【要約と感想】小池一夫『人生の結論』

【要約】人生で得た結論は、判断に迷った時は人として美しい方を選べ、です。つまり、人は格好いい大人になるべきなのです。

【感想】うん、格好いいね。こういう爺さんになりたいね。
まあ、言っていること自体は極めて常識的で普通ではある。奇をてらったような表現は全くない。あるいは、どこかで聞いたような教訓ばかりでもある。同じようなことはアドラー心理学者や精神科医が盛んに言っている。自己肯定感が大事だとか、幼少期の愛情が大事とか、行動力が大事とか。似たようなことを言っている自己啓発本はいくらでもある。あるいは私が大学の講義で学生たちに日頃から伝えていることでもある。
しかしそれらの自己啓発や心理学と決定的に異なるのは、著者の価値判断の根底にあるのが「美」ということだ。判断に迷ったら「格好いいほうを選ぶ」という美的な生き方を実践したことだ。たとえば『葉隠』は、「迷ったら死にやすいほうを選べ」と主張した。あるいは小野寺浩二は「迷ったら自分を追い詰めるほうを選べ」と主張した。これも根底にあるのは「美」の意識だ。おそらく私が著書の言葉に説得力を感じるのは、この「美」への感覚を共有しているからなのだろう。そして私が信じるところでは、この美意識は人類に普遍的なものだ。仮に具体的な美の表現形は文化や時代によって違いがあったとしても、きっと「美意識」は普遍的なものだ。本書は、その普遍に触れてきているように思うのだ。
いや本当に、人生おつかれさまでした。

【個人的な研究のためのメモ】
意外ではあったが、「アイデンティティ」とか「自己実現」とか「大人になること」など、私が個人的に研究対象にしている諸概念の対してなかなか興味深い表現サンプルを与えてくれる本だった。
たとえば「大人になること」について。

「僕の世代は、大人にならなければ生きてはいけない時代でした。大人が子どもの感覚で生きていけるというのは今の時代のある種の豊かさなのかもしれません。」(4頁)

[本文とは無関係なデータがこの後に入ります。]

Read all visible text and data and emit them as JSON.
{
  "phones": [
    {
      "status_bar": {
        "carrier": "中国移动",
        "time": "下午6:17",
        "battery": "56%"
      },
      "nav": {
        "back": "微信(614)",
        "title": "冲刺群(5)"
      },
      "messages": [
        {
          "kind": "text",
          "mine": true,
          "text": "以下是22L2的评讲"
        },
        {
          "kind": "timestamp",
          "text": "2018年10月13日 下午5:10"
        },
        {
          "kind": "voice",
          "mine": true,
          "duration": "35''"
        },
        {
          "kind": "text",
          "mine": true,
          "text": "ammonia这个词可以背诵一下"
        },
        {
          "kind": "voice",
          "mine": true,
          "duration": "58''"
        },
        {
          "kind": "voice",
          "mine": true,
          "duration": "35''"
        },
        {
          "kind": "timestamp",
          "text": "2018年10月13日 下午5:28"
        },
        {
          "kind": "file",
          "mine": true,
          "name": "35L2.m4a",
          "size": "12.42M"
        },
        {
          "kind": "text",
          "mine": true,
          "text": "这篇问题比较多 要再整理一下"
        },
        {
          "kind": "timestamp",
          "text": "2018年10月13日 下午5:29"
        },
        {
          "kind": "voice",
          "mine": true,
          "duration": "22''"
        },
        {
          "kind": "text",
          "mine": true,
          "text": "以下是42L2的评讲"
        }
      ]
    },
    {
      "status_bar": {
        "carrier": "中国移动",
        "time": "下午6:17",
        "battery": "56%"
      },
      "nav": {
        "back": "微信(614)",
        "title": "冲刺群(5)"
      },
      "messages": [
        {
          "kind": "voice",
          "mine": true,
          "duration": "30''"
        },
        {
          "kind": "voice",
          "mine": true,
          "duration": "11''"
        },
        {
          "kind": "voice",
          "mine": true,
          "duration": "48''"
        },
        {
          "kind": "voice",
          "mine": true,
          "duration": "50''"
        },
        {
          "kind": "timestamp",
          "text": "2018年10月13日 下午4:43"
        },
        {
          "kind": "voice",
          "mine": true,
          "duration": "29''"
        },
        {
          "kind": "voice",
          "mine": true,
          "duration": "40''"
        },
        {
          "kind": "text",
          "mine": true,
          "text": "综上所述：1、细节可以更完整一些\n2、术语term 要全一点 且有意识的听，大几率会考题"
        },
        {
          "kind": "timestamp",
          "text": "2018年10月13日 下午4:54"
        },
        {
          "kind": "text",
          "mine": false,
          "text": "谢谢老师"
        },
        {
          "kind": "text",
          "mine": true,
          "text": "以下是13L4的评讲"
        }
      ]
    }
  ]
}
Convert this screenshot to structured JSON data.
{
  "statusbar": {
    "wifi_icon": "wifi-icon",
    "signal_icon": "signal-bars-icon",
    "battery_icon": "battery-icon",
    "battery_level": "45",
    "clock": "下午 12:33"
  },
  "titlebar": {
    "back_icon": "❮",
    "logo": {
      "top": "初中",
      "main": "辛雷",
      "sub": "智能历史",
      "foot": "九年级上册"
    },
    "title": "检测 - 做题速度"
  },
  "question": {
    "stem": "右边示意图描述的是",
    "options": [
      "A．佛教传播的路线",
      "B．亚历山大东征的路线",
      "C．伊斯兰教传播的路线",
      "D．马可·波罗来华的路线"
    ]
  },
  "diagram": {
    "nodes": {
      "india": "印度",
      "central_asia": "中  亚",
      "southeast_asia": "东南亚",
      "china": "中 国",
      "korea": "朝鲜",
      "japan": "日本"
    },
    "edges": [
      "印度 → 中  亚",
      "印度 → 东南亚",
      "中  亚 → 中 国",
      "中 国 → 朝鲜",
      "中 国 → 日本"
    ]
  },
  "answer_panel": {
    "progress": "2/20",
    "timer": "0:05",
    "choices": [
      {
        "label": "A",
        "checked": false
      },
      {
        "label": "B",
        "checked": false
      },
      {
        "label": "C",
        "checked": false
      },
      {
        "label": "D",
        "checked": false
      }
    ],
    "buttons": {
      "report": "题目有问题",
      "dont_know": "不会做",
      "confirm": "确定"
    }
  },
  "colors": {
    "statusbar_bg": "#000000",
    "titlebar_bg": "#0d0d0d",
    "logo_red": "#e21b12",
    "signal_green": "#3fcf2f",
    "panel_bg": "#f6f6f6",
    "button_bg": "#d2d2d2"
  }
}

「大人は、子どものために大人になる義務があるのです。」(205頁)

「大人の世界は自由度が高いからこそ、自分を律する必要があるのです。」(182頁)

「「成熟した大人」とは、自分が成熟していないニセモノの大人であると自覚している大人のことなのです。そして、少しでもホンモノになろうと考えることができる大人のことなのです。」(5頁)

ソクラテスの「エロス的主体」とかカントの人格論を想起させて、なかなか興味深い文章だ。「子ども/大人」の区別をどう考えるかについて、近代とはどういう時代かも含めて、なかなかおもしろい示唆を与えてくれるものでもある。
またあるいは「自己実現」について。

「自己を実現しているかどうかということは、なりたい自分になれているかということです。」(234頁)

「自己実現とは、自分が自分を守るということです。自分を大切に扱うということです。他人が自分を雑にあしらうことがあっても、自分は、自分を守るのです。」(247頁)

「自分は、何か偉業を為し得ることはないかもしれない、しかし、いい人生であったと思うことができればこれ以上の幸福はありません。
それこそが、自己実現なのです。」(250頁)

他人や社会からどう見られるかではなく、「本来の己」をrealizeできているかどうかという観点がしっかり打ち出されている。「夢を叶える」ことと「自己実現」の違いを考える上でも、おもしろい示唆だと思う。
またあるいは「アイデンティティ」について。

「自分の核となるアイデンティティを持つということは、人生に起こる様々な困難に自分が潰されないということです。(中略)
それは、自分の拠りどころとするものが、他人や物ではいけないということです、あくまでも、己に立脚した自分自身でなくてはならないのです。(中略)
頑丈なアイデンティティは揺らぐことがありません。
どんな肩書きであろうが、地位や名誉がなくなろうが、何歳であろうが、自分が自分でいられるのが成熟した大人なのです。」(236-237頁)

アイデンティティが「述語」を拠り所にするものではなく「主語」に立脚するものであることが明確に示されている。私の講義でも論理的に説明しているところではある。